A escrivã da Polícia Civil Maria Fernanda Gonçalves de Oliveira, 38 anos, garantiu na 2ª Câmara Cível do Tribunal de Justiça do Estado de Goiás (TJGO) a redução da carga horária de trabalho, sem prejuízo no salário, para acompanhamento médico da filha autista. Antes de recorrer à justiça, ela solicitou à Secretaria da Administração o fastamento para cuidar da filha, porém o pedido foi negado por seu superior e, posteriormente, ratificado pela Secretaria da Administração.
O advogado Diêgo Vilela, que defendeu a recorrente, ressalta que a questão "envolve direito à vida e à saúde, além da própria dignidade da pessoa humana, garantidos constitucionalmente e pelas legislações infraconstitucionais em vigor". Ainda segundo ele, "o conceito de necessidades especiais, que exigem atenção permanente, são situações de deficiências físicas ou mentais nas quais a presença do responsável seja fundamental na complementação do tratamento terapêutico ou na promoção de uma melhor integração do paciente na sociedade".
O relator recorreu à lei estadual nº 20.756/2020: "Ao servidor que seja pessoa com deficiência, na forma da lei, e exija cuidados especiais ou tenha, sob seus cuidados, cônjuge, companheiro, filho ou dependente, nessa mesma condição, poderá ser concedida redução de jornada de trabalho para o equivalente a seis horas diárias, 30 semanais e 150 horas mensais".

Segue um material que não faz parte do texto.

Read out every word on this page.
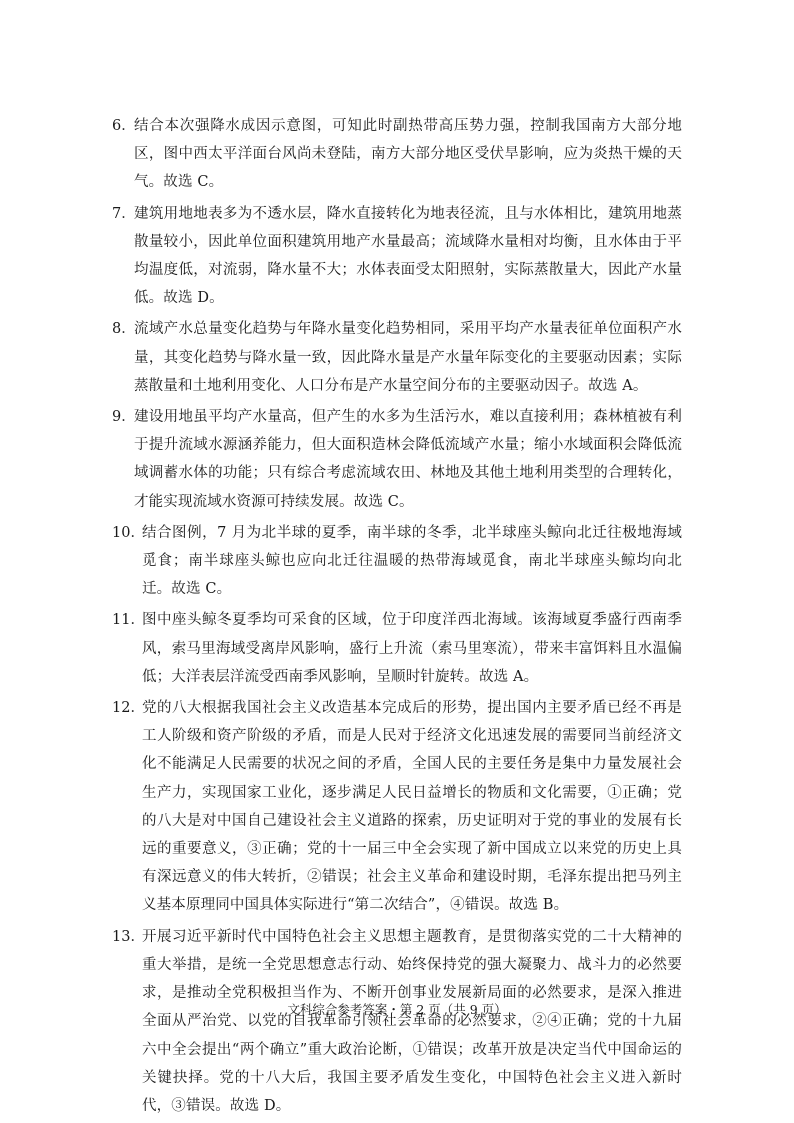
6．
结合本次强降水成因示意图，可知此时副热带高压势力强，控制我国南方大部分地区，图中西太平洋面台风尚未登陆，南方大部分地区受伏旱影响，应为炎热干燥的天气。故选 C。
7．
建筑用地地表多为不透水层，降水直接转化为地表径流，且与水体相比，建筑用地蒸散量较小，因此单位面积建筑用地产水量最高；流域降水量相对均衡，且水体由于平均温度低，对流弱，降水量不大；水体表面受太阳照射，实际蒸散量大，因此产水量低。故选 D。
8．
流域产水总量变化趋势与年降水量变化趋势相同，采用平均产水量表征单位面积产水量，其变化趋势与降水量一致，因此降水量是产水量年际变化的主要驱动因素；实际蒸散量和土地利用变化、人口分布是产水量空间分布的主要驱动因子。故选 A。
9．
建设用地虽平均产水量高，但产生的水多为生活污水，难以直接利用；森林植被有利于提升流域水源涵养能力，但大面积造林会降低流域产水量；缩小水域面积会降低流域调蓄水体的功能；只有综合考虑流域农田、林地及其他土地利用类型的合理转化，才能实现流域水资源可持续发展。故选 C。
10．
结合图例，7 月为北半球的夏季，南半球的冬季，北半球座头鲸向北迁往极地海域觅食；南半球座头鲸也应向北迁往温暖的热带海域觅食，南北半球座头鲸均向北迁。故选 C。
11．
图中座头鲸冬夏季均可采食的区域，位于印度洋西北海域。该海域夏季盛行西南季风，索马里海域受离岸风影响，盛行上升流（索马里寒流），带来丰富饵料且水温偏低；大洋表层洋流受西南季风影响，呈顺时针旋转。故选 A。
12．
党的八大根据我国社会主义改造基本完成后的形势，提出国内主要矛盾已经不再是工人阶级和资产阶级的矛盾，而是人民对于经济文化迅速发展的需要同当前经济文化不能满足人民需要的状况之间的矛盾，全国人民的主要任务是集中力量发展社会生产力，实现国家工业化，逐步满足人民日益增长的物质和文化需要，①正确；党的八大是对中国自己建设社会主义道路的探索，历史证明对于党的事业的发展有长远的重要意义，③正确；党的十一届三中全会实现了新中国成立以来党的历史上具有深远意义的伟大转折，②错误；社会主义革命和建设时期，毛泽东提出把马列主义基本原理同中国具体实际进行“第二次结合”，④错误。故选 B。
13．
开展习近平新时代中国特色社会主义思想主题教育，是贯彻落实党的二十大精神的重大举措，是统一全党思想意志行动、始终保持党的强大凝聚力、战斗力的必然要求，是推动全党积极担当作为、不断开创事业发展新局面的必然要求，是深入推进全面从严治党、以党的自我革命引领社会革命的必然要求，②④正确；党的十九届六中全会提出“两个确立”重大政治论断，①错误；改革开放是决定当代中国命运的关键抉择。党的十八大后，我国主要矛盾发生变化，中国特色社会主义进入新时代，③错误。故选 D。
文科综合参考答案・第 2 页（共 9 页）
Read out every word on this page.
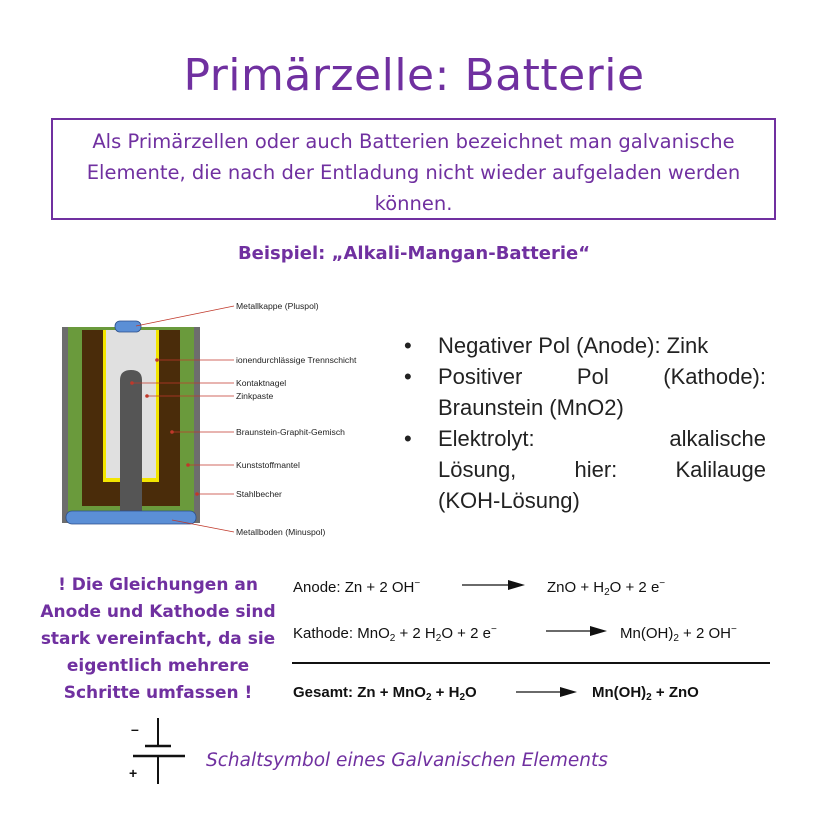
Primärzelle: Batterie
Als Primärzellen oder auch Batterien bezeichnet man galvanische Elemente, die nach der Entladung nicht wieder aufgeladen werden können.
Beispiel: „Alkali-Mangan-Batterie“
Metallkappe (Pluspol)
ionendurchlässige Trennschicht
Kontaktnagel
Zinkpaste
Braunstein-Graphit-Gemisch
Kunststoffmantel
Stahlbecher
Metallboden (Minuspol)
• Negativer Pol (Anode): Zink
• Positiver Pol (Kathode):
Braunstein (MnO2)
• Elektrolyt: alkalische
Lösung, hier: Kalilauge
(KOH-Lösung)
! Die Gleichungen an Anode und Kathode sind stark vereinfacht, da sie eigentlich mehrere Schritte umfassen !
Anode: Zn + 2 OH−	ZnO + $H_2O + 2$ e−
Kathode: MnO$_2$ + 2 $H_2O + 2$ e−	$Mn(OH)_2 + 2$ OH−
Gesamt: $Zn + MnO_2 + H_2O$	$Mn(OH)_2$ + ZnO
–
+
Schaltsymbol eines Galvanischen Elements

A suspeita da filha, Helena, ser portadora do Transtorno do Espectro Autista (TEA) surgiu durante uma consulta de rotina em janeiro de 2020, quando os pais foram alertados da possível condição neurológica da pequena. Foi adicionada a agenda de atendimentos médicos mais profissionais da saúde, e as consultas passaram a ser mais frequentes e a necessidade da presença da mãe também.
Em 2020, Maria Fernanda ocupava o posto de escrivã da Polícia Civil do Estado de Goiás na central de flagrantes, cargo no qual impossibilitava a ausência para acompanhar a filha, Helena, à época com três anos e meio, as consultas para detectar o diagnóstico de TEA. Hoje ela integra a equipe do grupo especializado em crimes patrimoniais.
No início, os superiores permitiam as saídas antes do horário para Maria Fernanda acompanhar a filha nas terapias, fonoaudiólogo, entre outros. Ela conta que eram cinco consultas por semana e, esse número, já estava reduzido para conseguir conciliar o trabalho e os cuidados com a Helena.
Entre as idas e vindas, a escrivã começou a ser questionada por colegas de trabalho. Frases como: "Você está inventando desculpas para não trabalhar", "não esquenta a cabeça, a sua filha não tem nada", "você está criando doença para sua filha", "ela não tem cara de autista", eram ouvidas por Maria Fernanda.
Mesmo que existissem pessoas preocupadas e com vontade de ajudar, o desconhecimento sobre o TEA conseguiu erguer barreiras intransponíveis o que dificultou ainda mais o processo de compreensão da situação. "Um autista não é igual ao outro. Eles são singulares, não dá para generalizar. A minha filha pode interagir com as pessoas quando está passeando, mas ela tem suas peculiaridades", afirma.
Além de precisar se adaptar à nova condição da pequena Helena, o peso do lado profissional e questões familiares desgastaram profundamente a saúde mental quanto às relações interpessoais de Maria Fernanda. Essa carga emocional a afastou devido a indícios de depressão.
De acordo com a mãe, a filha está se desenvolvendo a passos largos. "Antes ela não falava, apenas apontava e chorava muito. Hoje, ela conta histórias com nexo, sabe diferenciar a realidade do desenho animado, porém, ainda existem alguns fonemas que não consegue pronunciar", relata.
"Ela tem cinco anos e vive na sociedade. A Helena tem um interesse restrito, sensibilidade sonora, mas é muito curiosa e as terapias estão ajudando ela a se desenvolver rapidamente. Meu papel como mãe é conseguir inserir um ser humano apto a conviver na sociedade, e ela está mostrando grandes evoluções", diz.
Para Maria Fernanda, o sentimento que prevalece é de alívio e felicidade. "Esse processo marca a vitória da Helena, agora eu consigo trabalhar e acompanhá-la durante as terapias e trabalhar sem problemas, sem causar danos, seguindo a lei", finaliza.